3.9. SHA3 RoCC Accelerator

The SHA3 accelerator is a basic RoCC accelerator for the SHA3 hashing algorithm. We like using SHA3 in Chipyard tutorial content because it is a self-contained, simple example of integrating a custom accelerator into Chipyard.

3.9.1. Introduction

Secure hashing algorithms represent a class of hashing functions that provide four attributes: ease of hash computation, inability to generate the message from the hash (one-way property), inability to change the message and not the hash (weakly collision free property), and inability to find two messages with the same hash (strongly collision free property). The National Institute of Standards and Technology (NIST) recently held a competition for a new algorithm to be added to its set of Secure Hashing Algorithms (SHA). In 2012 the winner was determined to be the Keccak hashing function and a rough specification for SHA3 was established. The algorithm operates on variable length messages with a sponge function, and thus alternates between absorbing chunks of the message into a set of state bits and permuting the state. The absorbing is a simple bitwise XOR while the permutation is a more complex function composed of several operations, χ, θ, ρ, π, ι, that all perform various bitwise operations, including rotations, parity calculations, XORs, etc. The Keccak hashing function is parameterized for different sizes of state and message chunks but for this accelerator we will only support the Keccak-256 variant with 1600 bits of state and 1088 bit message chunks. A diagram of the SHA3 accelerator is shown below.


3.9.2. Technical Details

The accelerator is designed around three sub-systems, an interface with the processor, an interface with memory, and the actual hashing computation system. The interface with the processor is designed using the ROCC interface for coprocessors integrating with the RISC-V Rocket/BOOM processor. It includes the ability to transfer two 64 bit words to the co-processor, the request for a return value, and a small field for the function requested. The accelerator receives these requests using a ready/valid interface. The ROCC instruction is parsed and the needed information is stored into a execution context. The execution context contains the memory address of the message being hashed, the memory address to store the resulting hash in, the length of the message, and several other control fields.

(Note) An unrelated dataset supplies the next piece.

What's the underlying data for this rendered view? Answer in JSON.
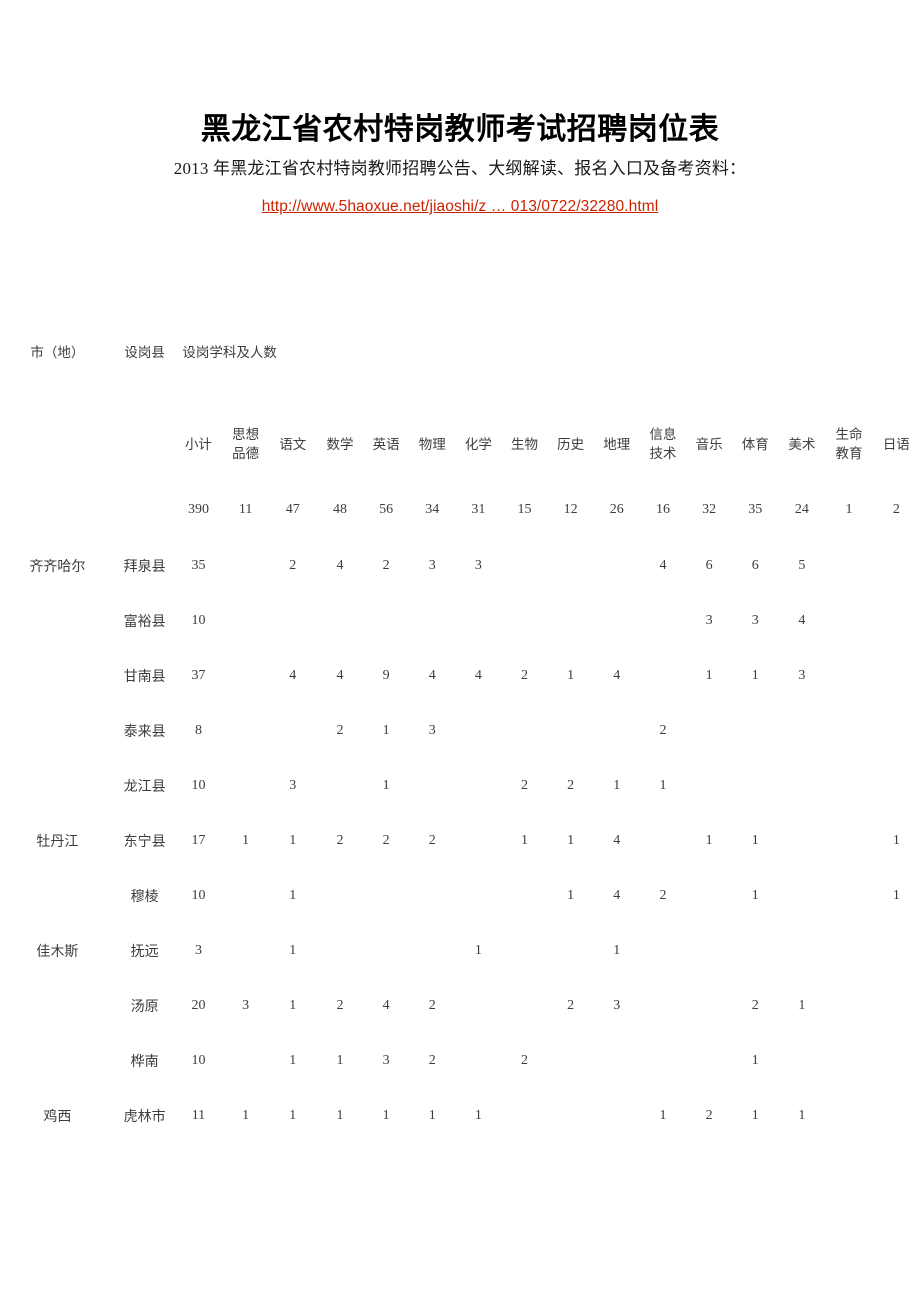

Once the execution context is valid the memory subsystem then begins to fetch chunks of the message. The memory subsystem is fully decoupled from the other subsystems and maintains a single full round memory buffers. The accelerators memory interface can provide a maximum of one 64 bit word per cycle which corresponds to 17 requests needed to fill a buffer (the size is dictated by the SHA3 algorithm). Memory requests to fill these buffers are sent out as rapidly as the memory interface can handle, with a tag field set to allow the different memory buffers requests to be distinguished, as they may be returned out of order. Once the memory subsystem has filled a buffer the control unit absorbs the buffer into the execution context, at which point the execution context is free to begin permutation, and the memory buffer is free to send more memory requests.

After the buffer is absorbed, the hashing computation subsystem begins the permutation operations. Once the message is fully hashed, the hash is written to memory with a simple state machine.

3.9.3. Using a SHA3 Accelerator

Since the SHA3 accelerator is designed as a RoCC accelerator, it can be mixed into a Rocket or BOOM core by overriding the BuildRoCC key. The config fragment is defined in the SHA3 generator. An example configuration highlighting the use of this config fragment is shown here:

class Sha3RocketConfig extends Config(
  new chipyard.iobinders.WithUARTAdapter ++
  new chipyard.iobinders.WithTieOffInterrupts ++
  new chipyard.iobinders.WithBlackBoxSimMem ++
  new chipyard.iobinders.WithTiedOffDebug ++
  new chipyard.iobinders.WithSimSerial ++
  new testchipip.WithTSI ++
  new chipyard.config.WithBootROM ++
  new chipyard.config.WithUART ++
  new chipyard.config.WithL2TLBs(1024) ++
  new sha3.WithSha3Accel ++                                // add SHA3 rocc accelerator
  new freechips.rocketchip.subsystem.WithNoMMIOPort ++
  new freechips.rocketchip.subsystem.WithNoSlavePort ++
  new freechips.rocketchip.subsystem.WithInclusiveCache ++
  new freechips.rocketchip.subsystem.WithNExtTopInterrupts(0) ++
  new freechips.rocketchip.subsystem.WithNBigCores(1) ++
  new freechips.rocketchip.subsystem.WithCoherentBusTopology ++
  new freechips.rocketchip.system.BaseConfig)

The SHA3 example baremetal and Linux tests are located in the SHA3 repository. Please refer to its README.md for more information on how to run/build the tests.